Updated: Jun 20, 2022
I wave to my friend through the thick glass of the apartment building’s front door as he climbs into the driver’s seat of his little two-door car. Taking care not to touch the handle, I use my body to open the door and reach down to pick up the paper bag he’s just left on the doorstep. He drives away as I climb the steps back up to our apartment, the eighteen stairs causing me to breathe heavily under my mask.
Back in the safety of the apartment, I remove my mask and try to take a deep breath in, but it is interrupted with a sharp cough. I take the paper bag to the kitchen and slowly remove the items—comforting and easy foods like soup and juice. Plus, two books: both Murakamis that I have not yet read.

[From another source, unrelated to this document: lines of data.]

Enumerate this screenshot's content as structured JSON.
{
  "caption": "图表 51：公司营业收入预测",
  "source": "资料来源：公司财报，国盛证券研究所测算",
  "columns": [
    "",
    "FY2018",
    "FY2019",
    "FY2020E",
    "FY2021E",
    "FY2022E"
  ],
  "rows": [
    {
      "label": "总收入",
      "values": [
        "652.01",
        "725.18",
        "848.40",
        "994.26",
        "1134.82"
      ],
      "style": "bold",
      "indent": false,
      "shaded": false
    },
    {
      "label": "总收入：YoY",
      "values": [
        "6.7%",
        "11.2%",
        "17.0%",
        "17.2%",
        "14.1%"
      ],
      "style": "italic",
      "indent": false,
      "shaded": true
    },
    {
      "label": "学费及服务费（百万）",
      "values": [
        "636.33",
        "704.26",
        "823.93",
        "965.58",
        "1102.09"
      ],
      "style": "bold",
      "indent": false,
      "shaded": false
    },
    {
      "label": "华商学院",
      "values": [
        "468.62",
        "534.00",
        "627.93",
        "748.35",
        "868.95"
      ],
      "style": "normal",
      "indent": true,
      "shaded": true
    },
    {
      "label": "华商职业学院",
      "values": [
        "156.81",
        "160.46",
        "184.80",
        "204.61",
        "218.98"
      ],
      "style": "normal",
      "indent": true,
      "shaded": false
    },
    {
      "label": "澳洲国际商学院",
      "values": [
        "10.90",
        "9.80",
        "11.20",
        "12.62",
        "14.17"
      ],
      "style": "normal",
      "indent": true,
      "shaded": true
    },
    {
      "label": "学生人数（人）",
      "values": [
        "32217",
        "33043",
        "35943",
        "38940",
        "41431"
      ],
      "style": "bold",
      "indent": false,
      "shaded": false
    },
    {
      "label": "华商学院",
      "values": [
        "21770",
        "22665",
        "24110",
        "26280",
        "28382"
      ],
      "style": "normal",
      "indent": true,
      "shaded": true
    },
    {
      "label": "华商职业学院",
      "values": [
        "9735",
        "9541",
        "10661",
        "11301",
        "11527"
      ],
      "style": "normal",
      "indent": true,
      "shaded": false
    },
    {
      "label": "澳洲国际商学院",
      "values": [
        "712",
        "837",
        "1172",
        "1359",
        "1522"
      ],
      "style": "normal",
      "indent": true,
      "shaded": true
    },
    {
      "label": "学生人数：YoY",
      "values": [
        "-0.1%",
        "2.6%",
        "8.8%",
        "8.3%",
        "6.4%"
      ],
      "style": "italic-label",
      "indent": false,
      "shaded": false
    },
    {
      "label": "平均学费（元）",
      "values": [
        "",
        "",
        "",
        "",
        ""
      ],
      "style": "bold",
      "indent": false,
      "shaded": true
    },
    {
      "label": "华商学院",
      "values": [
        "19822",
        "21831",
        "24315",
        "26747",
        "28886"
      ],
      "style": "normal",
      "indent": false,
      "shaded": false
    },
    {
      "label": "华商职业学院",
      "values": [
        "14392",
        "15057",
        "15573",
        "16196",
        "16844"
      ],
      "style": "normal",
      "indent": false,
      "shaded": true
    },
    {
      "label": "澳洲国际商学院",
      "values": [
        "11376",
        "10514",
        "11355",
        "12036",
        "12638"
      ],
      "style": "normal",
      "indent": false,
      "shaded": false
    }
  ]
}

My brain is not functioning enough to read now, but next week when I’m feeling better, the well-worn book would bring me comfort—both in the enveloping story that I would lose myself in for hours, and in the connection I felt knowing that it had passed through the hands of my friends, and their friends, the wrinkles in the spine and dirt on the pages showing their love.
The effort of bringing in these groceries tires me, so I return to the warm cave of blankets on my bed. Laying there with eyes closed, my head throbs slightly and I’m reminded of the aching sensation all through my body. I rest like that for a few minutes, then open up my laptop and lazily pick a show to watch. That is about all I can do now, with this strange fog that has enveloped my brain. It reminds me of the concussion I had a few years ago. As someone who is constantly thinking a little too much, it is a very strange sensation to have your cognitive functions slowed physically in this way. I have no choice in the matter—I simply cannot think critically or deeply about anything. This is not a time for decision-making, it not even a time for leisurely reading, as I’m unable to focus on a book for more than a page or two. My imagination is not active enough for a novel, and my thinking is not there for anything non-fiction. So, I watch a simple sitcom and allow the hours to pass, rising from my blanket haven periodically for a fresh cup of tea. My sense of taste and smell are completely gone, but the warm liquid still soothes my throat and eases my coughing.
Time has been lost. Days pass like this and I am unaware of the world around me. Even if I wanted to, I don’t think I could process anything happening outside of our light-filled apartment. I’m grateful for the balcony overlooking 14th Avenue. I try to spend at least a few minutes out there each day, feeling the sun and the breeze on my skin.
On the eighth day, I start to feel better. The cough lets up, and some of the fog dissipates so that I’m able to read for a little while and get some work done for the co-op. Just a little bit though—the slight uptick in exertion tires me. Over the course of the previous days, I averaged 12 hours sleeping each night, with daytime hours spent lounging in bed. On the ninth day, this catches up to me. Physically I am feeling much better, and suddenly all this rest manifests as energy in the evening. After spending the whole day devouring books on the balcony and drinking endless cups of tea, the sun begins to set, and I jump up with a sudden burst of energy. An urge to do
something enters my body. I pick up my camera and capture the sunset and the cats and little textures around me. I try a little bit of yoga, followed by a short workout, but my lungs remind me that they are not at full capacity. I wander back and forth from kitchen to balcony to bedroom, looking for anything to stimulate my mind and body. I’m craving something, but I can’t quite place what it is. After a while, I
try to settle into bed with a cup of chamomile tea. I watch a couple episodes of a show, then return to the novel, but still my mind buzzes with alertness. At midnight, I decide to just try to go to sleep with the aid of a meditation. Eventually I drift off, but it is not a restful sleep.
This may be our lives from here on out: masks hanging from door handles and rear-view mirrors, bottles of hand sanitizer scattered about, hesitation before a handshake or a hug, fear with any cough or sniffle. I do not think there is a “return to normal” like the CDC announcer celebrated this morning, as she told vaccinated Americans to shed their masks and enjoy pre-pandemic activities again. Have we really improved that much? New variants are popping up every day. I am the third vaccinated person in our group to test positive for COVID in the last few weeks. How can we be so ready to throw caution to the wind and move on, when thousands upon thousands are still losing their lives to this virus every day?